In 1999 Re-Solv undertook a survey within Werrington Young Offenders Institute (YOI) on behalf of the HM Inspector of Prisons. The survey found that 42% of the sample had used volatile substances. 30% were aware of volatile substance abuse within the YOI particularly with regard to petrol. Discussions with the staff revealed that there had been a serious VSA related incident in the month before the survey. The survey was followed by recommendations to improve screening and staff training.

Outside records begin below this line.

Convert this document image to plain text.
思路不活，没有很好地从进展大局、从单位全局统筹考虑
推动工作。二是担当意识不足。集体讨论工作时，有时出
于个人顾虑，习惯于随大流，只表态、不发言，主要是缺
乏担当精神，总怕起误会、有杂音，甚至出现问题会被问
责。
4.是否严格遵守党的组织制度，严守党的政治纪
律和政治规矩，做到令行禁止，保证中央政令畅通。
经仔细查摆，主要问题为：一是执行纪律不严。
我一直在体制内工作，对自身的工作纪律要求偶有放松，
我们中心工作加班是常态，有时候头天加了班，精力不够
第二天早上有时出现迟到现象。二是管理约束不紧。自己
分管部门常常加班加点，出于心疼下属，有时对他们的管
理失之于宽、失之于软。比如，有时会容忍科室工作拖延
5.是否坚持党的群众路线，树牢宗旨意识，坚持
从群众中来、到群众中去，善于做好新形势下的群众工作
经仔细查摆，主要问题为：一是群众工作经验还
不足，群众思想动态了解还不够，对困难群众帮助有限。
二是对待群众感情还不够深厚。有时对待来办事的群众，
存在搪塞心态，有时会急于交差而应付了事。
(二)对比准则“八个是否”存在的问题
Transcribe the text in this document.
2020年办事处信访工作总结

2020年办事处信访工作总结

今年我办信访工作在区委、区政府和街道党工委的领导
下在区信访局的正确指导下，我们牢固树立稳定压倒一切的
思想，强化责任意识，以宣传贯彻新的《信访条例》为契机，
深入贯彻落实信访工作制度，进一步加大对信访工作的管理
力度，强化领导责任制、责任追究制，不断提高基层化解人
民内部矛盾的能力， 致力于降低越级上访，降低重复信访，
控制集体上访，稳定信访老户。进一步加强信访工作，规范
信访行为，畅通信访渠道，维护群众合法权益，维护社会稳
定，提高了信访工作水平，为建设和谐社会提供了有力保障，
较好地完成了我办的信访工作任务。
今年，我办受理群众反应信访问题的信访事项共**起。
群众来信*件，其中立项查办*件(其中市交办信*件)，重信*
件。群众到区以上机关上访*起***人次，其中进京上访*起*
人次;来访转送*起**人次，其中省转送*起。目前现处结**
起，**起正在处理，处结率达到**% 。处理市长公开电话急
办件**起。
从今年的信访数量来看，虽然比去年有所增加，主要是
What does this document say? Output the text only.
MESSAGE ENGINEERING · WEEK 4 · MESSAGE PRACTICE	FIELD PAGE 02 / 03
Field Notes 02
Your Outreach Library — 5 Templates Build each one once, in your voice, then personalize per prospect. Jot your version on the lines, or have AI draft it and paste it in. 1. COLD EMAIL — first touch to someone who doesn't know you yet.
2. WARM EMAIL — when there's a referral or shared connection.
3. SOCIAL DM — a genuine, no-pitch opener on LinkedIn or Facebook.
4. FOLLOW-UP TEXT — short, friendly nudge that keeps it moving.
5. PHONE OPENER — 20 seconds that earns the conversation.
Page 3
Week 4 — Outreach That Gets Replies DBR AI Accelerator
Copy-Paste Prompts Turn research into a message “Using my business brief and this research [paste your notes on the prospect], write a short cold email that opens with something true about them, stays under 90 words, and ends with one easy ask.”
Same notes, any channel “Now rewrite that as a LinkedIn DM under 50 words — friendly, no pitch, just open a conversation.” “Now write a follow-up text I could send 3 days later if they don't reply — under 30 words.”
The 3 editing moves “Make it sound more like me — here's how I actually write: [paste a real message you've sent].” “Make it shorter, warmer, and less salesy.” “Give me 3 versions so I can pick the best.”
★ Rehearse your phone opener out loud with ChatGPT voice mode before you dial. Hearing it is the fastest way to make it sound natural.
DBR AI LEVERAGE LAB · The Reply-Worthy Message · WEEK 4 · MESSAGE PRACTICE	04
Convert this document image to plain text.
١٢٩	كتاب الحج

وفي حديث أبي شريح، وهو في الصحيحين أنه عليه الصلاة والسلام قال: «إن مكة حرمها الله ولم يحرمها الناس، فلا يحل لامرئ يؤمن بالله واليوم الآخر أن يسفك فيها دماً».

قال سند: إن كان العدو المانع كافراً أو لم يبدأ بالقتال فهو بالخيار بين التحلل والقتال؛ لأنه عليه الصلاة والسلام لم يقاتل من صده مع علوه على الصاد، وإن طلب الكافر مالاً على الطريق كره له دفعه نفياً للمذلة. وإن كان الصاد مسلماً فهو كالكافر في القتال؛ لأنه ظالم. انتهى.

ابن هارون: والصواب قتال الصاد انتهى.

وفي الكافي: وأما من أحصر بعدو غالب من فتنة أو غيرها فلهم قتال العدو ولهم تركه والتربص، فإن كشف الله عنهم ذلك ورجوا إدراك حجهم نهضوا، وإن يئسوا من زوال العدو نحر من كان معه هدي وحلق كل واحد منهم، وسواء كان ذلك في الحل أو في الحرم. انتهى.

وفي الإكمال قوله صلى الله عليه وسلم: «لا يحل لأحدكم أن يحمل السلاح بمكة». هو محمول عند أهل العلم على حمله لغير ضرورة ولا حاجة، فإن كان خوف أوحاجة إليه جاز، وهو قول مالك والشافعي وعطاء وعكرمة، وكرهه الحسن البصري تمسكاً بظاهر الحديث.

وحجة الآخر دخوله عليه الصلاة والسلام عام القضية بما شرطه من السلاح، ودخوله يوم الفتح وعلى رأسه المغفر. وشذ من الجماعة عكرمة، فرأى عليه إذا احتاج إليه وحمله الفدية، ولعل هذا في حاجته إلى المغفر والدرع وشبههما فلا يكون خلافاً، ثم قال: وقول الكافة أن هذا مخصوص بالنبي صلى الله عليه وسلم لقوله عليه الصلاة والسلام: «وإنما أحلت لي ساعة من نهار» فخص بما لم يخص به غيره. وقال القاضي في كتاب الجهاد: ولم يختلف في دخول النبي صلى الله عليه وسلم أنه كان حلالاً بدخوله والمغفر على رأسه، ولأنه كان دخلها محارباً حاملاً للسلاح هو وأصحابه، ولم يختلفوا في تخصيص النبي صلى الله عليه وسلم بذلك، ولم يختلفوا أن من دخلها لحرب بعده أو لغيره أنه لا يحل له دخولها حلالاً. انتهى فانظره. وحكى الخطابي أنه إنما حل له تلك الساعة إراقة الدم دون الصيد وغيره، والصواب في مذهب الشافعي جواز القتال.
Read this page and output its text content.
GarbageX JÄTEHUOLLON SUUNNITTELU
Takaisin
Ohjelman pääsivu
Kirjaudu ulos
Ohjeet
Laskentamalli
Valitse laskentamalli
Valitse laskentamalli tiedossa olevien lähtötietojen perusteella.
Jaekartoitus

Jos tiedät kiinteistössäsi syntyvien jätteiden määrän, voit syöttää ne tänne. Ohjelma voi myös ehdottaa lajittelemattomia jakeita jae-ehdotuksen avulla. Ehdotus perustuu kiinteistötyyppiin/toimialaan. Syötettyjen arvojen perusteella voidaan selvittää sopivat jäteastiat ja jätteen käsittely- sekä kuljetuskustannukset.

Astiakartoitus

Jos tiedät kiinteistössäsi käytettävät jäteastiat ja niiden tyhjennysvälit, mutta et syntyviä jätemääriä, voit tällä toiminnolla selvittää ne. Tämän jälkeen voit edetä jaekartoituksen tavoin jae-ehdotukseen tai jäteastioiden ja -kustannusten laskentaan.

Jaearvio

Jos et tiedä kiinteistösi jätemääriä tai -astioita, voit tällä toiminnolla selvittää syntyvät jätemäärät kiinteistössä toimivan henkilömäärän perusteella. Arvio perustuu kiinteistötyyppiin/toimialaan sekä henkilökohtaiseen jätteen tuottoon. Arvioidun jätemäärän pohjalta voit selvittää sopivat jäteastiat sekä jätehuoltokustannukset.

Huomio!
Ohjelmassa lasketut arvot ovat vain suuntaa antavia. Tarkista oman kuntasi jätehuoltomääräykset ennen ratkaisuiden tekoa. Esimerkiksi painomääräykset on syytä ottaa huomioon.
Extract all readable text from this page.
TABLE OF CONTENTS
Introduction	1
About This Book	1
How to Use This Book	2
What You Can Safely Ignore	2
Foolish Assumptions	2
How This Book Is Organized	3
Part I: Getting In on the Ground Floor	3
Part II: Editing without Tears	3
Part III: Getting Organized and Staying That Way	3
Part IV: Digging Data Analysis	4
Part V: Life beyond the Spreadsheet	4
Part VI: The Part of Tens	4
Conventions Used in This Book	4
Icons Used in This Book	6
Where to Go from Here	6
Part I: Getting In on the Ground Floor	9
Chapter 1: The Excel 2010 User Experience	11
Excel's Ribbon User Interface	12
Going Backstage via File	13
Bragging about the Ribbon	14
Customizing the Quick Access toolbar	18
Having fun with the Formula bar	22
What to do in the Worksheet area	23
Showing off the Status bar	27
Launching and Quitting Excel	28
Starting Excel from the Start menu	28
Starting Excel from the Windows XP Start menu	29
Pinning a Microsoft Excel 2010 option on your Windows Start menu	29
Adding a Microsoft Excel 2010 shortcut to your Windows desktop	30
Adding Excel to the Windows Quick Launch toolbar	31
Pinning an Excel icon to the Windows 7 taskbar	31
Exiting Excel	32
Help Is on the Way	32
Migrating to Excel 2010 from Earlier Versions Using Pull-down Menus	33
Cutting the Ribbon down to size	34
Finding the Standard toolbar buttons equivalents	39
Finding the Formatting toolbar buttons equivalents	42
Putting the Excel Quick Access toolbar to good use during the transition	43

ASSET was introduced in 2000 as a common structured assessment profile across the youth justice system in England and Wales. Analysis of the assessments showed that 12% of young offenders admitted to having used solvents. This compares with 13% who admitted to using a Class A drug, the most common of which was ecstasy which 10% reported using. Amongst young offenders completing pre-sentence reports, 18% had used volatile substances compared with 20% having used Class A drugs.
The Home Office study A Road to Ruin, looked at the chronology of offending and drug using behaviour. This is important evidence in establishing whether drugs can be a gateway into criminal behaviour. The study found that criminal behaviour tended to precede drug use. The average age for onset of crime was 14.5 years compared with 16.2 years for drugs generally and 19.9 years for hard drugs. The average of onset for volatile substance abuse was 14.1 years, i.e. just preceding the onset of criminal behaviour, suggesting that it could be a gateway into criminal behaviour. Re-Solv has press reports of over 674 individual court cases where VSA is mentioned within the context of the behaviour of the defendant or defendants over a period of 9 years. The list includes 26 prosecutions for murder. These reports highlight that there is a wide diversity of incidents and a high proportion of very serious offences including rape and murder. This may suggest that this reporting is only the tip of the iceberg, as “less interesting” cases will receive less press attention. Alternatively, it may suggest that volatile substances have a marked impact upon behaviour, particularly anti-social and criminal behaviour. There are also a significant number of repeat offenders. Reports from 2005 included several individuals charged with over 50 offences.
There does not appear to be any recent Scottish data on the specific relationship between VSA and crime or delinquency. However, in press reports filed with Re-Solv there have been several recent reports of people in their 20’s and 30’s charged with a variety of crimes, some of whom had been abusing solvents since their early teens and were also currently addicted to heroin.